I feel like any attempt to do that with a national US holiday is met with some resistance. There are the inevitable trolls of course, but a lot of people can’t seem to understand that making jokes about something isn’t necessarily disrespect. If you think about it, the general ruleĀ for humor is that it’s not considered bad taste to make fun of a particular group so long as you’re a part of that group. Since I’m a citizen of the USA, I should be able to make fun of my own country. People should just chuckle and crack a few jokes of their own. I’m pretty laid back as well, so I wouldn’t even care if citizens of other countries made a fun jokes as well. Humor unites us and all that.

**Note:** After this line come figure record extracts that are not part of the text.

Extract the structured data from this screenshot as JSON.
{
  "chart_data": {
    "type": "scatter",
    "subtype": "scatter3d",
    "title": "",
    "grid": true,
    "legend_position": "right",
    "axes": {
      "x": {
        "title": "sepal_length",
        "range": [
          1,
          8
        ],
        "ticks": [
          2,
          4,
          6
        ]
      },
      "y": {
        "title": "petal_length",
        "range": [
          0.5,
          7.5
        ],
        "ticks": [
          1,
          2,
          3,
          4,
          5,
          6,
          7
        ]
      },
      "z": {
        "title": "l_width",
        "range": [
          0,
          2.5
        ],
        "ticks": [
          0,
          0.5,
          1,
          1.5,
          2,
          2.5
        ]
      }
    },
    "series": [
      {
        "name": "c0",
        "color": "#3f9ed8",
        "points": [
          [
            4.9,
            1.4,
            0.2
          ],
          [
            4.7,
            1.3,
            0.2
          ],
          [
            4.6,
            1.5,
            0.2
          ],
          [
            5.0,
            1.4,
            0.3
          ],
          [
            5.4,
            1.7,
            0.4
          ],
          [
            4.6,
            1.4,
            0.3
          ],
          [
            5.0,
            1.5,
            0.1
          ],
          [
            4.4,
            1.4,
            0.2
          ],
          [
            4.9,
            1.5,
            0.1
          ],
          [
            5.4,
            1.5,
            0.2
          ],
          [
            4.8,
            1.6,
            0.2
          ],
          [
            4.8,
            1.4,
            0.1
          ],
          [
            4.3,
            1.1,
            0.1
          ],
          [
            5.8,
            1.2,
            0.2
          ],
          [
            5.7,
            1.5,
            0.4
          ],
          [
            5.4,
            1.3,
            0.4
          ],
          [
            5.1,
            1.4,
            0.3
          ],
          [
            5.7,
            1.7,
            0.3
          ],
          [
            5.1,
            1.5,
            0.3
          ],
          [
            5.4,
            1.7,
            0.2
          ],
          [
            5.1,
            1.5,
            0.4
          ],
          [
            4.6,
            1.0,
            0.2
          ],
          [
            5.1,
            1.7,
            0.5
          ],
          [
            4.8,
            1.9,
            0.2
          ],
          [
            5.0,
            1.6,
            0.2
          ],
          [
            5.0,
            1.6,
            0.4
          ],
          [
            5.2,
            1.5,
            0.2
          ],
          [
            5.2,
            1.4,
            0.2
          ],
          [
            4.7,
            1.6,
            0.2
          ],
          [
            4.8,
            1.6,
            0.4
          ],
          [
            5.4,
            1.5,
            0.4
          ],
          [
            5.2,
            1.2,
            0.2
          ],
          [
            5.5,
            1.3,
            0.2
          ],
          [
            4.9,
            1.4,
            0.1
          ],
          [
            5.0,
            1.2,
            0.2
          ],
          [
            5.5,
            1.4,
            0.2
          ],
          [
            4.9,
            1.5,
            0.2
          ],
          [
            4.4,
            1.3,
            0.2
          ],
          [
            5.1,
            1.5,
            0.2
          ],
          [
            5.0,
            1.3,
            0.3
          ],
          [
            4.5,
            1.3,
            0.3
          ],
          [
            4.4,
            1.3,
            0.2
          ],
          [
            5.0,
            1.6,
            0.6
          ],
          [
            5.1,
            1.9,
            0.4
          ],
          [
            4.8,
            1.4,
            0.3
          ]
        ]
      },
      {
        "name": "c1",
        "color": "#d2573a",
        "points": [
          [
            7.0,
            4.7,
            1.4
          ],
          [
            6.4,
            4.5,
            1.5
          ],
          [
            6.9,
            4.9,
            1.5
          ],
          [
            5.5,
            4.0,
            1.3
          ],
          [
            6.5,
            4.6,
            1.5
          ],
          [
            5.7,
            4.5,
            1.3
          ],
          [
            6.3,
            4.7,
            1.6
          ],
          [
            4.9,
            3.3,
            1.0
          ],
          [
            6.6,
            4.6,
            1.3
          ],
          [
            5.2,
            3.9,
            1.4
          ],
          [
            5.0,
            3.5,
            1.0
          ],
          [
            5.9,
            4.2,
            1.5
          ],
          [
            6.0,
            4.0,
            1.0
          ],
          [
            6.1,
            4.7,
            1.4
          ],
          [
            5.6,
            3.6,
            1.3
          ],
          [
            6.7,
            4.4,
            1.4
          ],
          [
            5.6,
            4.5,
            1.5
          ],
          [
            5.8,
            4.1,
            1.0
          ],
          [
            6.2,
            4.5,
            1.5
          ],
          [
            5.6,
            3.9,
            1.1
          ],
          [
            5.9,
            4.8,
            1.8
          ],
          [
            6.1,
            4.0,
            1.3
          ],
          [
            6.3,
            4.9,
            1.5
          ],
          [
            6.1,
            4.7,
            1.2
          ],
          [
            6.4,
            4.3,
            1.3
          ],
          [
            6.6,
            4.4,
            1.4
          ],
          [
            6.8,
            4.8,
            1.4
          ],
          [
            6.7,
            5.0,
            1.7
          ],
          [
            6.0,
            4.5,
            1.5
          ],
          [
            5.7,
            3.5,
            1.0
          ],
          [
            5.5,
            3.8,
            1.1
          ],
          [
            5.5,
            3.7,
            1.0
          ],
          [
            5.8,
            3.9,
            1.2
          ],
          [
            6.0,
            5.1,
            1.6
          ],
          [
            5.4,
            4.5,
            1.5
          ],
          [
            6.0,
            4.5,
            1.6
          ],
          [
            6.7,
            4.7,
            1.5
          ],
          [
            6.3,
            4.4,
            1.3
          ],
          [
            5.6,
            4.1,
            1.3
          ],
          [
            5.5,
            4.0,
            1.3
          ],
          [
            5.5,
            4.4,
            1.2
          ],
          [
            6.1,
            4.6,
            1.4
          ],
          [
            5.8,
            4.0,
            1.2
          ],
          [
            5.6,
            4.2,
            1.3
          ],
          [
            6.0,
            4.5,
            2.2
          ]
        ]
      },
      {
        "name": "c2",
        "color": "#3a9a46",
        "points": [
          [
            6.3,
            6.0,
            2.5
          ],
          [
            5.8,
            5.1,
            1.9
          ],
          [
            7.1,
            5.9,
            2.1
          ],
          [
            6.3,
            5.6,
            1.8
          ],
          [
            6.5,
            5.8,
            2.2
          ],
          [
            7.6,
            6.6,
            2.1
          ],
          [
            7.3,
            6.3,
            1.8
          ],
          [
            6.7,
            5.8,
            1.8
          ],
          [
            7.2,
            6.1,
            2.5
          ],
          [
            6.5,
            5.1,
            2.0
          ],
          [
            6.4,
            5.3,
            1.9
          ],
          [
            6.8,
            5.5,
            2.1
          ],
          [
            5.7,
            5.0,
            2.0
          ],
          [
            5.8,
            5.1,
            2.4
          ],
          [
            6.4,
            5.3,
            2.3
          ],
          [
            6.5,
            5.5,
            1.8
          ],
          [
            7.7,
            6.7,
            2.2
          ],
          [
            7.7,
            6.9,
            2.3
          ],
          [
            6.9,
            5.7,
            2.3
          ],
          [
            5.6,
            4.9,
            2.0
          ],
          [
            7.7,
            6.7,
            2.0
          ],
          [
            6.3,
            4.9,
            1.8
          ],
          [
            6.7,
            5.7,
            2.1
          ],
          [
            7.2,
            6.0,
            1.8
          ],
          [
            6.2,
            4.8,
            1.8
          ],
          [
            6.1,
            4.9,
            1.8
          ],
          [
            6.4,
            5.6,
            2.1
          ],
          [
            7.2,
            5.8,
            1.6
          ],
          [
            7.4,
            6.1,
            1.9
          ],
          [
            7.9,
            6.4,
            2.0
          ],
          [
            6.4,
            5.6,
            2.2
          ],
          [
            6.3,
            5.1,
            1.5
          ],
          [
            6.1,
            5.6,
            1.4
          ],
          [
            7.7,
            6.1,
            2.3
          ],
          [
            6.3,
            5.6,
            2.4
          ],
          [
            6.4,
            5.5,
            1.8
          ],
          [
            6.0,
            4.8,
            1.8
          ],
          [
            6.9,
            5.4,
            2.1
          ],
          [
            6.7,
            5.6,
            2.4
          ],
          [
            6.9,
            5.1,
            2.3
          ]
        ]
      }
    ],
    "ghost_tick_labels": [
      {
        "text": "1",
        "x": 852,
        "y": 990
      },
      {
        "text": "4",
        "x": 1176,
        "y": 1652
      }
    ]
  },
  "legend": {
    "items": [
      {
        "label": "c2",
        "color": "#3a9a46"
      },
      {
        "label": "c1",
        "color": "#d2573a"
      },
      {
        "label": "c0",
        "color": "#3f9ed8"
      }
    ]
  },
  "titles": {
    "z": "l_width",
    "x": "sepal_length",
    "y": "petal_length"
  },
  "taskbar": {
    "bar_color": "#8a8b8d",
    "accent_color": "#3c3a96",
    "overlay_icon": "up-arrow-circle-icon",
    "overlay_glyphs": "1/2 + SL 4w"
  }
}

Unfortunately, there is inevitably at least one person who just wants to rain on everyone’s parade because they think their country is the best and deserves nothing but “respect.” Otherwise known as unquestioning loyalty. I will admit to being inspired to write this post by the series of grumps I’ve seen across social media CAPS-LOCKing at people about being disrespectful.
Thanks to this holiday, though, they’re free to do as they wish and I’m not going to do more about it than make a rambling, critical blog post. That’s what today is about, you know. Independence. Freedom. Eagles, fireworks, and charred meats. Oily pasta salad and potato salad with enough mayonnaise and eggs in it to clog all the arteries of the original signers of the declaration of independence. Public intoxication and drunk driving. What a day.
As always, the biggest consolation is I can log off and go about my day without thinking about them or carrying their negativity with me. They, however, are stuck with their insipid self constantly.
One final thought before I go scare some pets and consume processed meat tubes: If you’re a member of the political tea party, can I call you a Tea Bag? I’d call you a wet blanket, but… Well, it’s not as funny.